Trop ou trop peu d’Etat ?
25Que ce soit comme atténuateur ou stimulateur de la corruption, l’Etat apparaît comme le facilitateur par excellence. Il se situe au cœur des théories normatives, qui, en ce sens, sont moralisatrices, qu’elles prônent une forme de moralisation de l’action publique, au besoin en diminuant la sphère d’intervention étatique, ou bien qu’elles souhaitent au contraire renforcer le pouvoir moralisateur de l’Etat, notamment par la promotion des droits de l’homme. Nous ne pouvons traiter ici la question de l’Etat dans son entier. Nous en donnerons juste quelques aperçus, insistant plus spécifiquement sur les positions contrastées qu’elle engendre, notamment sur la base d’une comparaison entre deux pôles extrêmes, le pôle libéral et le pôle universaliste.
26J. Cartier-Bresson (1992 : 382) note que les plans d’action des organisations internationales dans le tiers-monde, en cherchant à promouvoir des solutions à la fois politiques (démocratisation et éradication de la corruption) et économiques (ajustement structurel) depuis le début des années 90, s’inscrivent dans le projet global d’organisation politique et économique de la pensée libérale dont le leitmotiv est moins d’Etat.
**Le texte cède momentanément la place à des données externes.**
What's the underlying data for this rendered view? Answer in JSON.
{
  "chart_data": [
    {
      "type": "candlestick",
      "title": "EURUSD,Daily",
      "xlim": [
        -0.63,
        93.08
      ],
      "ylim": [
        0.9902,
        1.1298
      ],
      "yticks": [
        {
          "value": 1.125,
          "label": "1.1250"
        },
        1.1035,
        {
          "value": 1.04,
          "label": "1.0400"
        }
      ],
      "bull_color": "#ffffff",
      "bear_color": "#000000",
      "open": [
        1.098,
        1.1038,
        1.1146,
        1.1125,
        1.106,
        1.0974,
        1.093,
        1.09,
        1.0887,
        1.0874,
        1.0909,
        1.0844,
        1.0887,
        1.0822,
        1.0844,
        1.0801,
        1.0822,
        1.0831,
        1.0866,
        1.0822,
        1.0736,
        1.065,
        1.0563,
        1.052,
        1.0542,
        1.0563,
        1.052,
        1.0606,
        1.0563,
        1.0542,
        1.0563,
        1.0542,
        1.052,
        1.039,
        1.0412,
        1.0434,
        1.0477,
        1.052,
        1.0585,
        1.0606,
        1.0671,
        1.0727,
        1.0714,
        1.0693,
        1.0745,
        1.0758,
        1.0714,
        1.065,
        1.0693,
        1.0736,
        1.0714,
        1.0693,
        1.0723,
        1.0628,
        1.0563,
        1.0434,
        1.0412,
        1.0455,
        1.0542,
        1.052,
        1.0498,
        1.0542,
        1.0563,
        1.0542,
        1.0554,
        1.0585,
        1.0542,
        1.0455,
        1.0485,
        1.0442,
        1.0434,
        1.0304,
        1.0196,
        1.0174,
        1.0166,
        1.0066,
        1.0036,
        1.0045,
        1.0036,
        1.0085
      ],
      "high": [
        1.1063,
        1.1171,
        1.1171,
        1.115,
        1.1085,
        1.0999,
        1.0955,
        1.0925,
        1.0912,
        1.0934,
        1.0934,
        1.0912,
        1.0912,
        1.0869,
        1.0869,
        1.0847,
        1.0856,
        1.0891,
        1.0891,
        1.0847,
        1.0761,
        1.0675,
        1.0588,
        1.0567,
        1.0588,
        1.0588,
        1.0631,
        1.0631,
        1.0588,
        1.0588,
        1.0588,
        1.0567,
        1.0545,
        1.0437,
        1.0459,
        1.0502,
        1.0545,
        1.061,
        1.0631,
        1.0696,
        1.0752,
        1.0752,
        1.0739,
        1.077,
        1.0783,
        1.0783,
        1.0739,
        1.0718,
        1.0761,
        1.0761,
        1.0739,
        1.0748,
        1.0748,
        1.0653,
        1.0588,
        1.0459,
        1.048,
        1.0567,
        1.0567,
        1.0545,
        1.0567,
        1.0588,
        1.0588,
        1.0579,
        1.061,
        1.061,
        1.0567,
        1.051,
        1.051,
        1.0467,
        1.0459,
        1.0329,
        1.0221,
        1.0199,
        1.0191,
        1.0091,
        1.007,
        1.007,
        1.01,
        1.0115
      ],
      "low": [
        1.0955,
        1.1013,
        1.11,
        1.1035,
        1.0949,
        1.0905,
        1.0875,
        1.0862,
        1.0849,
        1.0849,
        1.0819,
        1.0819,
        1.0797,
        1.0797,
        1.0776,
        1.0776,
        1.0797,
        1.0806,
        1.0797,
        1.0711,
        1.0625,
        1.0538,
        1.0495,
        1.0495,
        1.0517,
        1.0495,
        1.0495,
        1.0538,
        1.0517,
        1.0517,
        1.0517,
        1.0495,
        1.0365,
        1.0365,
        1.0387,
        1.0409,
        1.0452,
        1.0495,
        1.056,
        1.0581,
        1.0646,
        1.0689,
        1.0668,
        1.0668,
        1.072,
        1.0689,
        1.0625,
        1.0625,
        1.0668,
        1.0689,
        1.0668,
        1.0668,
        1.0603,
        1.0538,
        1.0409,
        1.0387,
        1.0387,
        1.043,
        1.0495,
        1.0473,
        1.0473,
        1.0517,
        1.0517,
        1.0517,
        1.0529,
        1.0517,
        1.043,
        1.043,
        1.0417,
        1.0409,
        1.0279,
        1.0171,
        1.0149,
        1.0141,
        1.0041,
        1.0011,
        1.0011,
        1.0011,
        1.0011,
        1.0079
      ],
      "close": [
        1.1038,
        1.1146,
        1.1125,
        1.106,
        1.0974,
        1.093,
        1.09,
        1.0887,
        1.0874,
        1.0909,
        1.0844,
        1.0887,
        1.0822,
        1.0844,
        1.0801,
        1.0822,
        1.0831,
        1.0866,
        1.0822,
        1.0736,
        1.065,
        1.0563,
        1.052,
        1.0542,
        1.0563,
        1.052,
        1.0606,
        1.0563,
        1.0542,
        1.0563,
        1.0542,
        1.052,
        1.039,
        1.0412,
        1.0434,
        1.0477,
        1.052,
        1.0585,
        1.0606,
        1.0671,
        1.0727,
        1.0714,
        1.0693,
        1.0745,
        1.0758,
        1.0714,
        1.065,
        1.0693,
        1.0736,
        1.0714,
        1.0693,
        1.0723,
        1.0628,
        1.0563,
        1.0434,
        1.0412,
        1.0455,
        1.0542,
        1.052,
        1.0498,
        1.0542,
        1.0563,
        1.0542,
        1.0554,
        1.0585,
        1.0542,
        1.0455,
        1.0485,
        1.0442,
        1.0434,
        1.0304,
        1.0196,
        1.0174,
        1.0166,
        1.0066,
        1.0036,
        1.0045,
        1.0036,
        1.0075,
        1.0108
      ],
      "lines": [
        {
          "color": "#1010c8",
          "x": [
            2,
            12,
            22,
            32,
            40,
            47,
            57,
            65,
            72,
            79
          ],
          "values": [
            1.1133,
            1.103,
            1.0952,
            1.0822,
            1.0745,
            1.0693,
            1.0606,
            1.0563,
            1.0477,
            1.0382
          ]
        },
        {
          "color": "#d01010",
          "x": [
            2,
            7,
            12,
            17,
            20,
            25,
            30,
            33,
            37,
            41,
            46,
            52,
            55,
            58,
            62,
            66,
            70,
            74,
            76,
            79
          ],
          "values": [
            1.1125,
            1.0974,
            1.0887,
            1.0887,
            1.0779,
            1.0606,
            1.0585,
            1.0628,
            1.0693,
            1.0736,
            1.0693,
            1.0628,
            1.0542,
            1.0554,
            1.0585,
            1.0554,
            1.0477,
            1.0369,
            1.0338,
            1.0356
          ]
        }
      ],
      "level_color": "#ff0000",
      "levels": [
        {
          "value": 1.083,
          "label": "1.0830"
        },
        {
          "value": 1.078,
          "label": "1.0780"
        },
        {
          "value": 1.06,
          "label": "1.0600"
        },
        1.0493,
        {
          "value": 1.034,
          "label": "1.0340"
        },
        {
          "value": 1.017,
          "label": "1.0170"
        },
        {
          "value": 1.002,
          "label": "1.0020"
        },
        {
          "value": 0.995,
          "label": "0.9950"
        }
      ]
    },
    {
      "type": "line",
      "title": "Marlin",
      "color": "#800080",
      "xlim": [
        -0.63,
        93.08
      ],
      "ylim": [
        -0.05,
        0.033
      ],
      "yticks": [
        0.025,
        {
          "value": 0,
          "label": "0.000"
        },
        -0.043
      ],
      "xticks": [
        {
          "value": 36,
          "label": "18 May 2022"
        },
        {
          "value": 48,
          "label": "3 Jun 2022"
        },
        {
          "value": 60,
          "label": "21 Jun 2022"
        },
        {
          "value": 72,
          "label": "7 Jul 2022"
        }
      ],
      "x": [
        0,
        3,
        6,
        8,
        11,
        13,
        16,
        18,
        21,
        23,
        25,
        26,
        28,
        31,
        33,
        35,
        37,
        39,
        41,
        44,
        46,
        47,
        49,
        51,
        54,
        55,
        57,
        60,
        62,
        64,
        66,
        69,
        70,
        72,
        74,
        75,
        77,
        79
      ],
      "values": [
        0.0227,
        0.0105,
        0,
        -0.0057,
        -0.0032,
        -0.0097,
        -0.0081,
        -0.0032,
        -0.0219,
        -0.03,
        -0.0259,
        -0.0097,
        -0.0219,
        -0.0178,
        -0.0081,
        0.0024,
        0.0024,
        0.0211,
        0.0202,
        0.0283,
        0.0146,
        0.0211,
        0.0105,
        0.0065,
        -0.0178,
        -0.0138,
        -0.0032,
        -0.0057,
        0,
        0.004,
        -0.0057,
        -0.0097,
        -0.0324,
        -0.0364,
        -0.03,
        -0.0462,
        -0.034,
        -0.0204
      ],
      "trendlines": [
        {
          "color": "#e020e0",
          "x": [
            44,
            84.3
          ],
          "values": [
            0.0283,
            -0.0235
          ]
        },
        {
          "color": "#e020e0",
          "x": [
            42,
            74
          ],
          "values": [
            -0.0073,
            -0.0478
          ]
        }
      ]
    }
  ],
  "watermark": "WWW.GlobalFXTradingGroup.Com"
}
Ces plans d’action rejoignent les théories libérales des années 60 car ils ont pour hypothèse sous-jacente l’idée que la corruption est plus intense dans les sociétés se trouvant dans des phases particulières de leur évolution, à savoir la phase de modernisation des pays du tiers-monde. S.P. Huntington (1968), figure essentielle de ce courant, soutenait en effet que la modernisation encourage la corruption parce que notamment, au fur et à mesure qu’elle s’installe, l’État étend son emprise sur les activités économiques et se met à réguler bureaucratiquement des pans de plus en plus larges de la vie sociale et économique. Dans ce contexte, la corruption est l’huile dans le moteur économique (« lubricant easing »), à savoir, une forme de réponse adéquate dans un système trop rigide. Les mots ont été lancés, la question de l’Etat est partie prenante d’une géopolitique de la corruption. Les propos de J. Cartier-Bresson résument bien aujourd’hui cette idée : « Quels que soient leurs régimes politiques, les PED possèdent tous une fragilité vis-à-vis de la corruption supérieure à celle des pays développés simplement parce que les défaillances de l’Etat et du marché y sont supérieures et qu’elles déterminent de violentes distorsions » (1998 : 26).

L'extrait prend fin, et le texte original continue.